Bank of Scotland loses £2M in failed golf club lease deal

Bank of Scotland loses £2M in failed golf club lease deal

By Adrian Goldberg – Radio 4, The Report

Taxpayer-funded Bank of Scotland has written-off more than £2m ($3m) after being caught up in a failed leasing deal, a BBC investigation has found.

The bank was owed money for equipment leases sold to British golf clubs by Elumina, a business run by a previously disqualified company director.

Many former Elumina customers are also thousands of pounds out of pocket.

Bank of Scotland insists it is not at fault but critics demand improved regulation in the selling of leases.

Elumina persuaded more than 100 golf clubs across the UK and Ireland to install sat-nav style GPS screens into the their motorised golf buggies.

The screens measured the distance to the next hole, identified hazards and allowed golfers to order food and drink while they were on the course.

Elumina’s sales reps told customers that the rental cost of the GPS units would be offset by on-screen advertising sold through another company, GP Ads Ltd.

Andrew Smith from the Whitehill Golf Club in Stevenage, Hertfordshire thought it seemed like a good deal.

“It was £2,600 ($4,000) per month and we were getting in £2,300 ($3,520) advertising per month. So the difference was £300,” he told BBC Radio 4’s The Report.

“Over 20 buggies I thought it was good value as it was only costing us £15 per buggy, per month.”

But within a few months the advertising payments from GP Ads became less frequent and eventually dried up altogether.

That left customers, such as Whitehill Gold Club, owing thousands of pounds on their leases but with no means of recouping the cost.

“We were basically paying the monthly lease of £2,600 and not getting anything back in return, so suddenly you multiply that by how many months left on the lease.

“We’ve lost about £35,000 ($53,700) and an awful lot of time and energy as well, which can’t be costed,” Mr Smith said.

More than 100 other golf clubs, who signed up between April 2005 and December 2007, have been similarly affected.

When GP Ads Ltd went into liquidation in 2008, it left the golf clubs exposed to millions of pounds worth of liabilities for the leases, without any income stream to offset the expense.

 

Regulation ‘too weak’

Solicitor Patrick Battersby, who represents 15 of the affected clubs, estimates that his clients are more than £1m ($1.5m) out of pocket.
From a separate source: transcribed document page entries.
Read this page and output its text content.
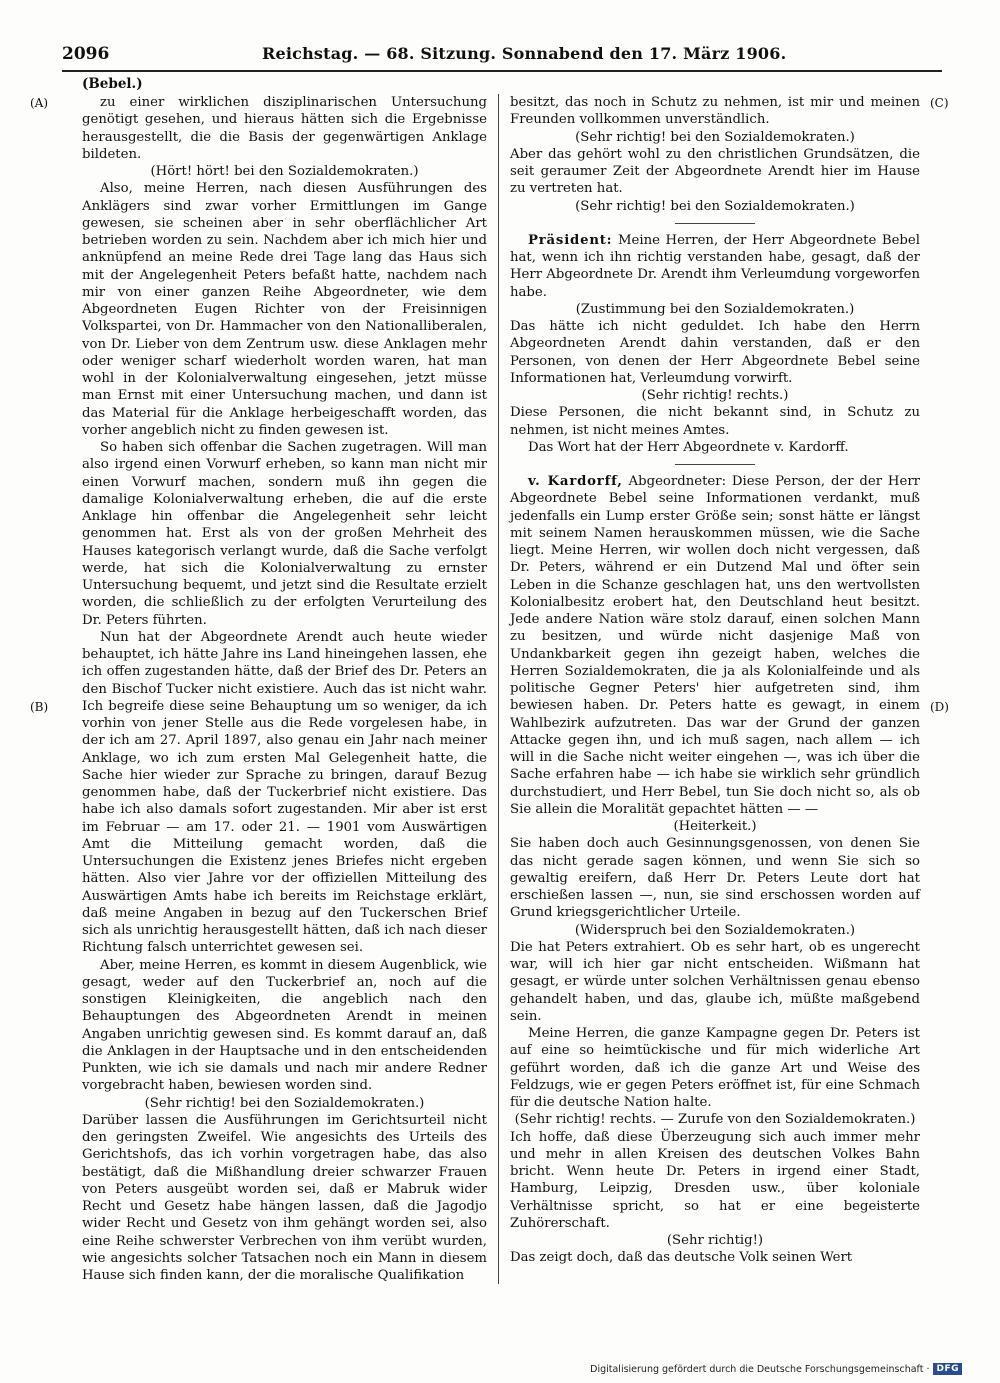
2096	Reichstag. — 68. Sitzung. Sonnabend den 17. März 1906.
(Bebel.)
(A)
(B)
(C)
(D)

zu einer wirklichen disziplinarischen Untersuchung genötigt gesehen, und hieraus hätten sich die Ergebnisse herausgestellt, die die Basis der gegenwärtigen Anklage bildeten.

(Hört! hört! bei den Sozialdemokraten.)

Also, meine Herren, nach diesen Ausführungen des Anklägers sind zwar vorher Ermittlungen im Gange gewesen, sie scheinen aber in sehr oberflächlicher Art betrieben worden zu sein. Nachdem aber ich mich hier und anknüpfend an meine Rede drei Tage lang das Haus sich mit der Angelegenheit Peters befaßt hatte, nachdem nach mir von einer ganzen Reihe Abgeordneter, wie dem Abgeordneten Eugen Richter von der Freisinnigen Volkspartei, von Dr. Hammacher von den Nationalliberalen, von Dr. Lieber von dem Zentrum usw. diese Anklagen mehr oder weniger scharf wiederholt worden waren, hat man wohl in der Kolonialverwaltung eingesehen, jetzt müsse man Ernst mit einer Untersuchung machen, und dann ist das Material für die Anklage herbeigeschafft worden, das vorher angeblich nicht zu finden gewesen ist.

So haben sich offenbar die Sachen zugetragen. Will man also irgend einen Vorwurf erheben, so kann man nicht mir einen Vorwurf machen, sondern muß ihn gegen die damalige Kolonialverwaltung erheben, die auf die erste Anklage hin offenbar die Angelegenheit sehr leicht genommen hat. Erst als von der großen Mehrheit des Hauses kategorisch verlangt wurde, daß die Sache verfolgt werde, hat sich die Kolonialverwaltung zu ernster Untersuchung bequemt, und jetzt sind die Resultate erzielt worden, die schließlich zu der erfolgten Verurteilung des Dr. Peters führten.

Nun hat der Abgeordnete Arendt auch heute wieder behauptet, ich hätte Jahre ins Land hineingehen lassen, ehe ich offen zugestanden hätte, daß der Brief des Dr. Peters an den Bischof Tucker nicht existiere. Auch das ist nicht wahr. Ich begreife diese seine Behauptung um so weniger, da ich vorhin von jener Stelle aus die Rede vorgelesen habe, in der ich am 27. April 1897, also genau ein Jahr nach meiner Anklage, wo ich zum ersten Mal Gelegenheit hatte, die Sache hier wieder zur Sprache zu bringen, darauf Bezug genommen habe, daß der Tuckerbrief nicht existiere. Das habe ich also damals sofort zugestanden. Mir aber ist erst im Februar — am 17. oder 21. — 1901 vom Auswärtigen Amt die Mitteilung gemacht worden, daß die Untersuchungen die Existenz jenes Briefes nicht ergeben hätten. Also vier Jahre vor der offiziellen Mitteilung des Auswärtigen Amts habe ich bereits im Reichstage erklärt, daß meine Angaben in bezug auf den Tuckerschen Brief sich als unrichtig herausgestellt hätten, daß ich nach dieser Richtung falsch unterrichtet gewesen sei.

Aber, meine Herren, es kommt in diesem Augenblick, wie gesagt, weder auf den Tuckerbrief an, noch auf die sonstigen Kleinigkeiten, die angeblich nach den Behauptungen des Abgeordneten Arendt in meinen Angaben unrichtig gewesen sind. Es kommt darauf an, daß die Anklagen in der Hauptsache und in den entscheidenden Punkten, wie ich sie damals und nach mir andere Redner vorgebracht haben, bewiesen worden sind.

(Sehr richtig! bei den Sozialdemokraten.)

Darüber lassen die Ausführungen im Gerichtsurteil nicht den geringsten Zweifel. Wie angesichts des Urteils des Gerichtshofs, das ich vorhin vorgetragen habe, das also bestätigt, daß die Mißhandlung dreier schwarzer Frauen von Peters ausgeübt worden sei, daß er Mabruk wider Recht und Gesetz habe hängen lassen, daß die Jagodjo wider Recht und Gesetz von ihm gehängt worden sei, also eine Reihe schwerster Verbrechen von ihm verübt wurden, wie angesichts solcher Tatsachen noch ein Mann in diesem Hause sich finden kann, der die moralische Qualifikation

besitzt, das noch in Schutz zu nehmen, ist mir und meinen Freunden vollkommen unverständlich.

(Sehr richtig! bei den Sozialdemokraten.)

Aber das gehört wohl zu den christlichen Grundsätzen, die seit geraumer Zeit der Abgeordnete Arendt hier im Hause zu vertreten hat.

(Sehr richtig! bei den Sozialdemokraten.)

Präsident: Meine Herren, der Herr Abgeordnete Bebel hat, wenn ich ihn richtig verstanden habe, gesagt, daß der Herr Abgeordnete Dr. Arendt ihm Verleumdung vorgeworfen habe.

(Zustimmung bei den Sozialdemokraten.)

Das hätte ich nicht geduldet. Ich habe den Herrn Abgeordneten Arendt dahin verstanden, daß er den Personen, von denen der Herr Abgeordnete Bebel seine Informationen hat, Verleumdung vorwirft.

(Sehr richtig! rechts.)

Diese Personen, die nicht bekannt sind, in Schutz zu nehmen, ist nicht meines Amtes.

Das Wort hat der Herr Abgeordnete v. Kardorff.

v. Kardorff, Abgeordneter: Diese Person, der der Herr Abgeordnete Bebel seine Informationen verdankt, muß jedenfalls ein Lump erster Größe sein; sonst hätte er längst mit seinem Namen herauskommen müssen, wie die Sache liegt. Meine Herren, wir wollen doch nicht vergessen, daß Dr. Peters, während er ein Dutzend Mal und öfter sein Leben in die Schanze geschlagen hat, uns den wertvollsten Kolonialbesitz erobert hat, den Deutschland heut besitzt. Jede andere Nation wäre stolz darauf, einen solchen Mann zu besitzen, und würde nicht dasjenige Maß von Undankbarkeit gegen ihn gezeigt haben, welches die Herren Sozialdemokraten, die ja als Kolonialfeinde und als politische Gegner Peters' hier aufgetreten sind, ihm bewiesen haben. Dr. Peters hatte es gewagt, in einem Wahlbezirk aufzutreten. Das war der Grund der ganzen Attacke gegen ihn, und ich muß sagen, nach allem — ich will in die Sache nicht weiter eingehen —, was ich über die Sache erfahren habe — ich habe sie wirklich sehr gründlich durchstudiert, und Herr Bebel, tun Sie doch nicht so, als ob Sie allein die Moralität gepachtet hätten — —

(Heiterkeit.)

Sie haben doch auch Gesinnungsgenossen, von denen Sie das nicht gerade sagen können, und wenn Sie sich so gewaltig ereifern, daß Herr Dr. Peters Leute dort hat erschießen lassen —, nun, sie sind erschossen worden auf Grund kriegsgerichtlicher Urteile.

(Widerspruch bei den Sozialdemokraten.)

Die hat Peters extrahiert. Ob es sehr hart, ob es ungerecht war, will ich hier gar nicht entscheiden. Wißmann hat gesagt, er würde unter solchen Verhältnissen genau ebenso gehandelt haben, und das, glaube ich, müßte maßgebend sein.

Meine Herren, die ganze Kampagne gegen Dr. Peters ist auf eine so heimtückische und für mich widerliche Art geführt worden, daß ich die ganze Art und Weise des Feldzugs, wie er gegen Peters eröffnet ist, für eine Schmach für die deutsche Nation halte.

(Sehr richtig! rechts. — Zurufe von den Sozialdemokraten.)

Ich hoffe, daß diese Überzeugung sich auch immer mehr und mehr in allen Kreisen des deutschen Volkes Bahn bricht. Wenn heute Dr. Peters in irgend einer Stadt, Hamburg, Leipzig, Dresden usw., über koloniale Verhältnisse spricht, so hat er eine begeisterte Zuhörerschaft.

(Sehr richtig!)

Das zeigt doch, daß das deutsche Volk seinen Wert

Digitalisierung gefördert durch die Deutsche Forschungsgemeinschaft · DFG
He argues that regulation of the leasing industry is too weak and leaves disgruntled customers with little means of redress.

“It strikes me as unsatisfactory that when people who enter into leasing arrangements, such as occurred here, did not have any regulator that they could turn to, to ask for assistance,” says Mr Battersby.

“We as solicitors, for example, have a very good regulator who, if you have any complaints about a solicitor, you can go to and get immediate redress.

“Perhaps that’s something that the leasing industry should be looking at.”

Other observers of the Elumina deal are critical of Shire Leasing, one of the industry’s biggest brokers, who helped finance the importation of the US made golf buggy screens.

They question whether it performed adequate due diligence on Elumina’s owner Kevin Clarke.

Mr Clarke, who has declined to comment on the case, was disqualified as a company director for seven years in 2002 after publishing inaccurate and distorted accounts.

In a statement to BBC Radio 4’s The Report, Shire Leasing said:

“Kevin Clarke was known to Shire from a previous successful trading relationship. Shire did carry out due diligence as well as attending joint meetings with Kevin Clarke… and the Bank of Scotland.”

Shire had sold-on the Elumina leases onto the part-nationalised Bank of Scotland – part of the Lloyds-TSB group.

 

Problem ‘very widespread’

Bank of Scotland confirmed to the BBC that they have now written off £2m ($3m) in toxic assets accrued as a result of the Elumina deal.

“The vast majority of these agreements were assigned to us by Shire Leasing plc.

“Bank of Scotland Equipment Finance was not in any way connected to advertising deals with individual golf clubs,” a spokesman for the Bank of Scotland said.

This case follows recent revelations, not linked to Elumina, that British schools could be exposed to millions of pounds of liabilities as a result of a computer leasing scam.

The BBC’s 5 live Investigates programme has also revealed that many small UK businesses have lost thousands of pounds as a result of fraudulent leasing of telephone equipment.

Business journalist and leasing industry expert Brendan Malkin warns that problems in the leasing industry are “very widespread” and have got worse as a result of the recession.

“It is shocking that the UK high street banks have been caught out in these leasing cases, and as a result have had to write-off millions of pounds of taxpayers’ money,” says Mr Malkin.

Justin Rose of the trade organisation The Finance and Leasing Association admitted he was concerned about the BBC’s findings, but insisted that there is already sufficient regulation of the leasing industry.

“The number of problems relative to the total size of the use of asset finance is remarkably small,” he said.